Au cœur des collines vallonnées de la province de Gitega, au Burundi, Jacqueline Hakizimana, 42 ans, observe ce champ qui lui a donné tant de fil à retordre.
Ce terrain ingrat où rien ne poussait, où les semences se transformaient en poussière, est devenu aujourd’hui un îlot de verdure, où maïs et haricots s’épanouissent en rangs réguliers. Depuis plus de 30 ans, Jacqueline pratique l’agriculture; elle a hérité ce mode de vie de sa famille, qui vivait non loin de là, sur la colline Kiremera.
Pourtant, malgré son expérience, elle n’obtenait que de piètres résultats.
Elle n’avait que des semences de mauvaise qualité et ne savait pas comment s’y prendre pour fertiliser le sol de manière efficace.
«Je me souviens avoir semé 100 kilogrammes de haricots sur une surface de deux hectares, et n’en avoir récolté que 90», déplore-t-elle, en indiquant que sa récolte était inférieure à ce qu’elle avait planté.
Ses techniques agricoles rudimentaires lui ont été transmises par ses parents ou ses voisins et, tous les ans, les récoltes s’avéraient décevantes.
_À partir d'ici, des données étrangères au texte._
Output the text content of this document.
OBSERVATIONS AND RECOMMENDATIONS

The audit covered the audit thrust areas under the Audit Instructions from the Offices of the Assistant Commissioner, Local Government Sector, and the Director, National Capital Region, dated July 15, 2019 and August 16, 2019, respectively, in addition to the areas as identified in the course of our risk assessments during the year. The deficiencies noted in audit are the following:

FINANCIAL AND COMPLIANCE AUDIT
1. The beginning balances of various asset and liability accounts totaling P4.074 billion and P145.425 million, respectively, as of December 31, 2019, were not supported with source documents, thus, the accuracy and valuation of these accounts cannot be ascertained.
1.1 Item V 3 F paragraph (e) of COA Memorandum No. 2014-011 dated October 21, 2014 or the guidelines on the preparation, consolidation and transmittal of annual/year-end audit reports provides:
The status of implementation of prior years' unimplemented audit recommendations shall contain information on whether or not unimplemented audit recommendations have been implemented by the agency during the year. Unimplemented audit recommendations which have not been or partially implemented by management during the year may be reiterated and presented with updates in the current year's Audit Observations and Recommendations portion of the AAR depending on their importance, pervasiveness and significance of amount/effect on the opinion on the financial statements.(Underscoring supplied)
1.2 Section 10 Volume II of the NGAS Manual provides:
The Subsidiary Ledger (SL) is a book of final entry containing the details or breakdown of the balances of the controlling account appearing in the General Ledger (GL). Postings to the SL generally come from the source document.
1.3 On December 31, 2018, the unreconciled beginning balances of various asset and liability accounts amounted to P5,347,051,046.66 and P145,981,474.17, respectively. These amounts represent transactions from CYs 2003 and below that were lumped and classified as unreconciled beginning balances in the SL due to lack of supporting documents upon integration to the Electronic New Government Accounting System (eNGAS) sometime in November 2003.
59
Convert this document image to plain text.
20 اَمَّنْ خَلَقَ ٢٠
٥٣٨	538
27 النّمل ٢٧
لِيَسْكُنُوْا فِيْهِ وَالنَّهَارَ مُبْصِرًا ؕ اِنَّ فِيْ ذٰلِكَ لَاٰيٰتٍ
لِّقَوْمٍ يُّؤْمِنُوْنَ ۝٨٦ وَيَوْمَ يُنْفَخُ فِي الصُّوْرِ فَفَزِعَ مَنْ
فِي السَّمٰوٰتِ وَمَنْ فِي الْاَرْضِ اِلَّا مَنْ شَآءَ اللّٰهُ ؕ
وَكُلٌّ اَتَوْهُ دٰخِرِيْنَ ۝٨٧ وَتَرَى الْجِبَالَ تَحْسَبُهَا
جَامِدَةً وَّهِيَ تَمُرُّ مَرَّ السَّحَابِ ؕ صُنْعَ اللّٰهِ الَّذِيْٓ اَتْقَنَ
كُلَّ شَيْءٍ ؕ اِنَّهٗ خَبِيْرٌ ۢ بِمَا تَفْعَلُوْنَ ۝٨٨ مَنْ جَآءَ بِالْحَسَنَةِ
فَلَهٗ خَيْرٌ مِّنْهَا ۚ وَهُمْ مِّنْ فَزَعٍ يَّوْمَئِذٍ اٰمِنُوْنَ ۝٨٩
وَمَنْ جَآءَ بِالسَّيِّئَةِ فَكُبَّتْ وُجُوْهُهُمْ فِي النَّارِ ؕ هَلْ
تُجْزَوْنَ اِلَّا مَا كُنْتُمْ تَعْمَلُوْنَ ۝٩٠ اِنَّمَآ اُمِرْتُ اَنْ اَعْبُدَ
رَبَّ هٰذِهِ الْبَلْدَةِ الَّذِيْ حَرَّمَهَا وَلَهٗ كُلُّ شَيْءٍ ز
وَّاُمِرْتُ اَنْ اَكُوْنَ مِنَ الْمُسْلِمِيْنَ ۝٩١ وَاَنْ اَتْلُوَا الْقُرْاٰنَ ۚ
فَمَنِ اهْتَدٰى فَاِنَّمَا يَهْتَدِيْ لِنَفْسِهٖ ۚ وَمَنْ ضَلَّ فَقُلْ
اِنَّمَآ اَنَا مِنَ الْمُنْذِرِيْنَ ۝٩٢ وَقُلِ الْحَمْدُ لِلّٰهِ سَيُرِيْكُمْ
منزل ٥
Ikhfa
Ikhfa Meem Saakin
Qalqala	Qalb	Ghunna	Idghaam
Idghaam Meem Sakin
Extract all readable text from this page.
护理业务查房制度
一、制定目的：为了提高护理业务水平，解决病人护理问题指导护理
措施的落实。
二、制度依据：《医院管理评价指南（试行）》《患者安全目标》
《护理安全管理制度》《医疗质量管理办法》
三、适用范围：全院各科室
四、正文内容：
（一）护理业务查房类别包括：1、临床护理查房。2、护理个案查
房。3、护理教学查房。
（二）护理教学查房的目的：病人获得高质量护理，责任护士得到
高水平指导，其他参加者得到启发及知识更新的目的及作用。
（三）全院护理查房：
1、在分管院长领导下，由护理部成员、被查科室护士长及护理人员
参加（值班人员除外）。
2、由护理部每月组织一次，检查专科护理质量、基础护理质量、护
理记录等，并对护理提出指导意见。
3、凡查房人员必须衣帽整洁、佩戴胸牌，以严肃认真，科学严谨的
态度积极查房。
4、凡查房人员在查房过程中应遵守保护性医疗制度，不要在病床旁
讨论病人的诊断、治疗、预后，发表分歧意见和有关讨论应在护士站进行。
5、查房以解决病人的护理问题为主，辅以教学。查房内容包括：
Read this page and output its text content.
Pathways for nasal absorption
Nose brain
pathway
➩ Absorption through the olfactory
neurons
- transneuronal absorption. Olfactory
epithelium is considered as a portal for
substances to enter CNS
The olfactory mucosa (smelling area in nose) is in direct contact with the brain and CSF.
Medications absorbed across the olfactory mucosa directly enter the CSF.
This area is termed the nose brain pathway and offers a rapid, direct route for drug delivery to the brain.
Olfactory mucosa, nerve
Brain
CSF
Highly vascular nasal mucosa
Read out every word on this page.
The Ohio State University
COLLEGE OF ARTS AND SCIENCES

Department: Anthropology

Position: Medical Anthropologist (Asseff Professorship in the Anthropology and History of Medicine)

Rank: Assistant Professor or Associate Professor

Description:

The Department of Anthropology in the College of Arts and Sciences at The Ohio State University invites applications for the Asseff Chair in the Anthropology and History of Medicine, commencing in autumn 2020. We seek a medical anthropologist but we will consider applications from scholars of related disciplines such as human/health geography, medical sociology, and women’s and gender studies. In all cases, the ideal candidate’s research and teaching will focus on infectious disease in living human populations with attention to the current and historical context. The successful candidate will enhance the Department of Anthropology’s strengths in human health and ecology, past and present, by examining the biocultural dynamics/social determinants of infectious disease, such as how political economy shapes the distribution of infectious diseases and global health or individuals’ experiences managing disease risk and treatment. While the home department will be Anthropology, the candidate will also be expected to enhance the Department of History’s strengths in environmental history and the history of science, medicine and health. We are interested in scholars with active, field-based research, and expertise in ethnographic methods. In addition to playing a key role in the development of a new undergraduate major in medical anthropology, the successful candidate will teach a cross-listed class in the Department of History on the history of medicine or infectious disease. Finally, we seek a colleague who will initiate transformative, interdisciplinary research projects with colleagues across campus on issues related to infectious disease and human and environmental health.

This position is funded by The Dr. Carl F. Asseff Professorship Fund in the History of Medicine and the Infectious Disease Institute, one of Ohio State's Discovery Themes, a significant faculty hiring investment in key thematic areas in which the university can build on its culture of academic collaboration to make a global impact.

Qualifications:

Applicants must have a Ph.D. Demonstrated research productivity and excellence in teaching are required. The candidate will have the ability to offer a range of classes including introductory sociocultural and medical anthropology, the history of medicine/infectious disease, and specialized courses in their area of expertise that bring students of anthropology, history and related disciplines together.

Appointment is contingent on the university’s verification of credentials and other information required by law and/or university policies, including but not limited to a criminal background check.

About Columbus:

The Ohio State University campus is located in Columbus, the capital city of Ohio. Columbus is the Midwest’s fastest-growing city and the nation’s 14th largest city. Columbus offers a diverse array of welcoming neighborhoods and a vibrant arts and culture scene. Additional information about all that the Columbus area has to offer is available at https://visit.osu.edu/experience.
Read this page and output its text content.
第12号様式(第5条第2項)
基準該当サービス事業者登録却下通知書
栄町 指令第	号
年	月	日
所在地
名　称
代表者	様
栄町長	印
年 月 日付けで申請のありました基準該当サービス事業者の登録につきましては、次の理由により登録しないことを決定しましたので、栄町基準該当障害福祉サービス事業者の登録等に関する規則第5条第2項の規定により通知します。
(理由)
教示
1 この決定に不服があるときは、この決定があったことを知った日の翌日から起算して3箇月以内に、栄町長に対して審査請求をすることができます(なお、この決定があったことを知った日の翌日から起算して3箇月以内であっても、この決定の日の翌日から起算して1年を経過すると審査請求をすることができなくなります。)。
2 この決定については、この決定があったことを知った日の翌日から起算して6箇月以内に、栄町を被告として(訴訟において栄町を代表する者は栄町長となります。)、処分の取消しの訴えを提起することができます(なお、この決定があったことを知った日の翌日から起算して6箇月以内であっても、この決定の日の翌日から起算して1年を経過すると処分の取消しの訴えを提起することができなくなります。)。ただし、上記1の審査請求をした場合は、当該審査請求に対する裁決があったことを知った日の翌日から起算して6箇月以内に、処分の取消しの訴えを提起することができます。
Elle cultivait des haricots, du maïs, du manioc, des patates douces et des pois cajans, mais la production suffisait à peine à nourrir la famille – elle, son mari et leurs quatre enfants.
«Nous mangions le peu que nous récoltions, et je devais acheter le reste au marché», se souvient-elle.
«Je me disais que mes enfants devraient se débrouiller seuls pour survivre», ajoute-t-elle, en se rappelant les perspectives qui se dessinaient alors.
C’est à cette période que Jacqueline a entendu parler des écoles pratiques d’agriculture mises en place par l’Organisation des Nations Unies pour l’alimentation et l’agriculture (FAO). Les écoles pratiques d’agriculture sont un programme pratique et concret permettant aux agriculteurs d’apprendre de meilleures techniques lors de démonstrations sur le terrain.
«J’ai entendu parler de ces écoles lors d’une séance de formation menée par un agronome dans notre région», explique-t-elle. L’idée de créer une nouvelle entreprise peut sembler risquée, mais Jacqueline n’était pas inquiète. «Je me sentais sûre de moi, car j’étais avec d’autres femmes de ma communauté», dit-elle.
Les écoles pratiques d’agriculture ont permis à Jacqueline de découvrir plusieurs innovations qui ont contribué à révolutionner ses activités agricoles. Le changement le plus important a été la transformation des groupes issus de ces écoles en coopératives, l’objectif étant d’améliorer l’accès des agriculteurs aux marchés. Elle fait aujourd’hui partie d’une coopérative, qui lui permet non seulement d’apprendre de meilleures techniques, mais aussi de prendre part à un réseau plus vaste qui l’aide à accéder aux marchés, à vendre ses produits et à augmenter ses revenus.
Durant les premiers jours qu’elle a passés dans cette école, Jacqueline a reçu une formation pratique à la gestion des cultures et à la conservation des sols. Elle a appris à semer en rangs, à utiliser des semences de meilleure qualité et à gérer ses sols avec des courbes de niveau et des pratiques agroforestières permettant de limiter l’érosion.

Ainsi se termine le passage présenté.